War’s result – Third of Iraqi children now malnourished four years after U.S. invasion, Catholic relief agencies state
VATICAN CITY (Catholic Online) – Caritas Internationalis and Caritas Iraq say that malnutrition rates have risen in Iraq from 19 percent before the US-led invasion to a national average of 28 percent four years later.
The Catholic aid agencies said, in a March 16 statement, that rising hunger has been caused by high levels of insecurity, collapsed healthcare and other infrastructure, increased polarization between different sects and tribes and rising poverty.
More than 11 percent of newborn babies are born underweight in Iraq today, compared with a figure of 4 percent in 2003. Before March 2003, Iraq already had significant infant mortality due to malnutrition because of the international sanctions regime.
Caritas Iraq has been running a series of Well Baby Clinics throughout the country. Currently, it provides supplementary food for about 8,000 children up to 8 years of age and new mothers.
Caritas Iraq is one of 162 Catholic relief, development and social-service organizations that form the Caritas Internationalis confederation present in more than 200 countries and territories throughout the world.
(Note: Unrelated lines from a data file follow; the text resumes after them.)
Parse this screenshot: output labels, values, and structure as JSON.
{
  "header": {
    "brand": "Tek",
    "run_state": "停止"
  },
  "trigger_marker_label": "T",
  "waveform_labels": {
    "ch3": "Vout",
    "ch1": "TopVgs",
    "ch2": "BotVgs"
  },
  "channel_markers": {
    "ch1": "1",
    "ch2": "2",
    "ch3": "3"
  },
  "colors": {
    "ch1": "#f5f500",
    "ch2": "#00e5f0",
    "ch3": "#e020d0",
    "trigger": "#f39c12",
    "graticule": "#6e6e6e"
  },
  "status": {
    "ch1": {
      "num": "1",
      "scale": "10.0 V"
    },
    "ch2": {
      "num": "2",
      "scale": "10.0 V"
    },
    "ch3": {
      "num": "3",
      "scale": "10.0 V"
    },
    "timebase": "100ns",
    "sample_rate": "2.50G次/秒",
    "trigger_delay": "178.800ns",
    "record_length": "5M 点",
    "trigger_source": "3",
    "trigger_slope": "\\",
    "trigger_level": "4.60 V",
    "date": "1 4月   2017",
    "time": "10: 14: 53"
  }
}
Caritas Internationalis is based here in Vatican City.
Caritas Iraq clinics help the most vulnerable, and the health crisis they face is much worse than the national average.
“Sectarian and tribal conflict infects daily life in Iraq,” said Claudette Habesch, president of Caritas Middle East North Africa, which works closely with Caritas Iraq. “Primary and secondary schools, hospitals, police, government are all divided along these lines. You cannot even go to the supermarket without fear that you will not return.”
“Caritas Iraq is working against this difficult background providing vital food to the most vulnerable children and newborn mothers. Staff face great risks but still managing to provide medical care in a country where the national healthcare system has collapsed in some areas,” she said.
She noted that while “Iraq has the second largest oil supplies in the world,” its “levels of poverty, hunger and underdevelopment comparable to sub-Saharan Africa.”
“We have seen life get worse rather than better for the ordinary Iraqi” over the last four years and especially in 2006, Habesch said.
“People are voting with their feet,” she added, with 5,000 Iraqis leaving each day and an expected one in ten Iraqis to leave the war-torn nation in 2007.
“We are seeing minority groups such as Christians completely disappear from the country or leave their homes for safer areas,” she said. “I have hope for Iraq that things will improve but that is because things can surely get no worse.”